Vu les autres pièces du dossier.

Vu :

- le code général des collectivités territoriales ;

- le code de la santé publique ;

- le code de justice administrative.

Les parties ont été régulièrement averties du jour de l'audience.

Ont été entendus au cours de l'audience publique :

- le rapport de Mme Roussaux, première conseillère,

- les conclusions de M. Michel, rapporteur public,

- et les observations de Me Paye-Blondet, représentant M. et Mme E..., et A... C..., représentant la commune d'Illkirch-Graffenstaden.

Considérant ce qui suit :

1. M. et Mme E... habitent depuis 1988 une habitation située à Illkirch-Graffenstaden et sont riverains du complexe sportif Albert Schweitzer, qui a été construit par la commune en 2014. Ce complexe a été mis à disposition, notamment, du club de rugby d'Illkirch-Graffenstaden (CRIG) qui l'utilise pour ses matchs et entraînements. Se plaignant principalement de nuisances sonores et visuelles générées par l'utilisation du complexe, les requérants ont, afin de faire interdire au CRIG d'utiliser le terrain synthétique, saisi le juge des référés du tribunal de grande instance de Strasbourg, lequel s'est déclaré incompétent pour connaitre d'un tel litige par une ordonnance du 31 mai 2018. Le 15 octobre 2018, les requérants ont adressé une réclamation préalable à la commune d'Illkirch-Graffenstaden et au CRIG afin d'être indemnisé de leur préjudice à hauteur de 160 000 euros. Par un courrier du 29 novembre 2018, la commune d'Illkirch-Graffenstaden a refusé de les indemniser. Ils ont alors demandé au tribunal administratif de Strasbourg de condamner solidairement la commune d'Illkirch-Graffenstaden et le CRIG à leur verser la somme de 160 000 euros en raison des préjudices subis, d'enjoindre à la commune de réaliser des travaux d'isolation phonique, d'enjoindre au CRIG d'interdire l'exploitation des installations sportives et enfin de condamner la commune à leur verser la somme de 1 500 euros au titre des frais d'expertise. Par un jugement du 7 juillet 2020 le tribunal administratif de Strasbourg a rejeté la demande des requérants. M. et Mme E... relèvent appel de ce jugement.

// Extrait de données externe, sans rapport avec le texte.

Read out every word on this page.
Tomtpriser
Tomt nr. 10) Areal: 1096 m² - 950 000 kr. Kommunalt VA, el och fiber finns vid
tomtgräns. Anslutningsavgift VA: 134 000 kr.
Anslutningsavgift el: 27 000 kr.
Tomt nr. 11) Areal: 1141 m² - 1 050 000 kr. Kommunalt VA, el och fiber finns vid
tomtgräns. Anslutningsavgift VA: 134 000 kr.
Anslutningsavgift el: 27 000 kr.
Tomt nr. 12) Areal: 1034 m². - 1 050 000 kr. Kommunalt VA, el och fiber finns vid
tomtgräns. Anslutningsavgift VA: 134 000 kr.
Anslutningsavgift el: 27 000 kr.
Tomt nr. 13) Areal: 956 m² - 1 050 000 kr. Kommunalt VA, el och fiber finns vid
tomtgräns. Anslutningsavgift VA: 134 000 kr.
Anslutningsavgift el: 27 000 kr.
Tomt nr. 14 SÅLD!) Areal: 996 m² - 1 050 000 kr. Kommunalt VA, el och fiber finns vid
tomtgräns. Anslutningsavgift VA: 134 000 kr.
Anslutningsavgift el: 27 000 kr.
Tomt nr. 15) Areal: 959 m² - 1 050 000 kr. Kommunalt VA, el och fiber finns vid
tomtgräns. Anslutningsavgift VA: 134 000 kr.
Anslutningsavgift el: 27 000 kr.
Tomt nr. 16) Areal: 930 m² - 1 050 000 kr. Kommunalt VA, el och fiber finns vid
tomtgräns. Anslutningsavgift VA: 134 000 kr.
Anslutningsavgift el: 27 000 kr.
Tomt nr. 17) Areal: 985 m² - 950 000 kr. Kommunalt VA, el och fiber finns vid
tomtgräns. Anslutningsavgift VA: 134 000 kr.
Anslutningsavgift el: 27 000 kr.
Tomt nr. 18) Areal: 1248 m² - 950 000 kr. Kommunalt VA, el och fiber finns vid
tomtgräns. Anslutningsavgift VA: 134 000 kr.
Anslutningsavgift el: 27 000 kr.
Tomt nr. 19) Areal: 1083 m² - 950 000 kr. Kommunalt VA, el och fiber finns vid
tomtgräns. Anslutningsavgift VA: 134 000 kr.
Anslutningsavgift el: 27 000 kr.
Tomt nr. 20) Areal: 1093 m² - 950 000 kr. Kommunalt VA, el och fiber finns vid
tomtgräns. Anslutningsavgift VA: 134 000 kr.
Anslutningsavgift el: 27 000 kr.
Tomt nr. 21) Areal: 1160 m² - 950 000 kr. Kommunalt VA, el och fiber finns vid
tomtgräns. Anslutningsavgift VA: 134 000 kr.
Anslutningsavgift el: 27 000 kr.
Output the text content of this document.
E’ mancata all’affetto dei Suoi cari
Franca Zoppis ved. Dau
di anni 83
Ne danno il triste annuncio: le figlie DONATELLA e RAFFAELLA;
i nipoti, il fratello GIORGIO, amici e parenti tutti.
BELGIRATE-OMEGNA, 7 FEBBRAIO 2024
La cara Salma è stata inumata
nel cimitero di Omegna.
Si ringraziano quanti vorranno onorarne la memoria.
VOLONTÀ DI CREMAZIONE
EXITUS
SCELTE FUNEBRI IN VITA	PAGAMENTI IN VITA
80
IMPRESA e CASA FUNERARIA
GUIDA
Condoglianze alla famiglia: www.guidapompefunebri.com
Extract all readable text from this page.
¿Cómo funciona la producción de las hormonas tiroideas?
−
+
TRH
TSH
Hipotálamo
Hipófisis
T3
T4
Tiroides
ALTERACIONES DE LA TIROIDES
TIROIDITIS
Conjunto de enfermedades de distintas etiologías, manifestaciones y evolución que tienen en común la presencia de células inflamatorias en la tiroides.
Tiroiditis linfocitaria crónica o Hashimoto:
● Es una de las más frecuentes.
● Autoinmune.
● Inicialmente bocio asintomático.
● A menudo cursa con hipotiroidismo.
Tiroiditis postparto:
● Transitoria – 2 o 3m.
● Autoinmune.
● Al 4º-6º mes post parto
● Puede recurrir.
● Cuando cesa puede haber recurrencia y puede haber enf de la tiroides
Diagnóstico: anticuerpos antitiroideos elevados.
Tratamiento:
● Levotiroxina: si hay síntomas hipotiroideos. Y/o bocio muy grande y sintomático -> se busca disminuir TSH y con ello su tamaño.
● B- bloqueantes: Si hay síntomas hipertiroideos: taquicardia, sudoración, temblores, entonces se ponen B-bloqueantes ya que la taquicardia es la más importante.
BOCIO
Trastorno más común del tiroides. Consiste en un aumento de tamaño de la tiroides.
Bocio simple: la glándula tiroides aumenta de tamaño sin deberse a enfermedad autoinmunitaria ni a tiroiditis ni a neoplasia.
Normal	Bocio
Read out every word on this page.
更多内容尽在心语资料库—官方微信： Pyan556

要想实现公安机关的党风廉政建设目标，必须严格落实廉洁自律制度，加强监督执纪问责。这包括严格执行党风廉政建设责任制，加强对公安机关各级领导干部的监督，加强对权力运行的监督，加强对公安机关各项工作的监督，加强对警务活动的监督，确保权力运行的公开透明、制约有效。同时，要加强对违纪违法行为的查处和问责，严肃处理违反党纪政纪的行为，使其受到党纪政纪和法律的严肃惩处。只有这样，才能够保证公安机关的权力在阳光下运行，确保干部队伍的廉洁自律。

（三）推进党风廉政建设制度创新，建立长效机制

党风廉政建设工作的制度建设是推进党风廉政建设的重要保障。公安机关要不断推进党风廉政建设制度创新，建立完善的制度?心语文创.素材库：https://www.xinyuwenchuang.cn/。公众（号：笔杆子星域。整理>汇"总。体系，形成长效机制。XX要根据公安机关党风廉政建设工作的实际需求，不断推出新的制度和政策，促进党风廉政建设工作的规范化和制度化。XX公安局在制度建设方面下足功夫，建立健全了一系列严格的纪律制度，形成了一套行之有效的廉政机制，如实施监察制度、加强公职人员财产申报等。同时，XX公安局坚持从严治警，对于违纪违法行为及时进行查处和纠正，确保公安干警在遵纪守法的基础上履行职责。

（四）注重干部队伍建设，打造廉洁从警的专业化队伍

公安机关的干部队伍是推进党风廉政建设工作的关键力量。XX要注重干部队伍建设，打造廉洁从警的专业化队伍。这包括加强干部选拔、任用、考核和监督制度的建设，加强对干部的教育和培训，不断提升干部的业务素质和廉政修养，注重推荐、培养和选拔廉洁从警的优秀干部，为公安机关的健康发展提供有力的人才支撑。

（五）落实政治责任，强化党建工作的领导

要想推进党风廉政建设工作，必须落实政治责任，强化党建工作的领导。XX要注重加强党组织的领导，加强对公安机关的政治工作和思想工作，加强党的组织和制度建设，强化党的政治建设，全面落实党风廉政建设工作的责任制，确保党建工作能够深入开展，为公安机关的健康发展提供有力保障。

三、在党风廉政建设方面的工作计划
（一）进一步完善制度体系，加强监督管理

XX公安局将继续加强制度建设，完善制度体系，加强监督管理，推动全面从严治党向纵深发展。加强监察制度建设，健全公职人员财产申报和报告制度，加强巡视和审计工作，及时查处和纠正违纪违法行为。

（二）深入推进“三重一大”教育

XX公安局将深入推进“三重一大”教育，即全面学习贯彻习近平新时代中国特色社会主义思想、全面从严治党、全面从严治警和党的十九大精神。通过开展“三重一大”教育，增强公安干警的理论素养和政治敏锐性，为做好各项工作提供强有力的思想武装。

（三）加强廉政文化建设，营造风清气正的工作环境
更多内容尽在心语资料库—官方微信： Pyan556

Sur la responsabilité de la commune d'Illkirch-Graffenstaden :

En ce qui concerne la responsabilité sans faute de la commune d'Illkirch-Graffenstaden :

2. Le maître d'ouvrage est responsable même en l'absence de faute, des dommages que les ouvrages publics dont il a la garde peuvent causer aux tiers tant en raison de leur existence que de leur fonctionnement. Il ne peut dégager sa responsabilité que s'il établit que ces dommages résultent de la faute de la victime ou d'un cas de force majeure. Ces tiers ne sont pas tenus de démontrer le caractère grave et spécial du préjudice qu'ils subissent lorsque le dommage n'est pas inhérent à l'existence même de l'ouvrage public ou à son fonctionnement et présente, par suite, un caractère accidentel.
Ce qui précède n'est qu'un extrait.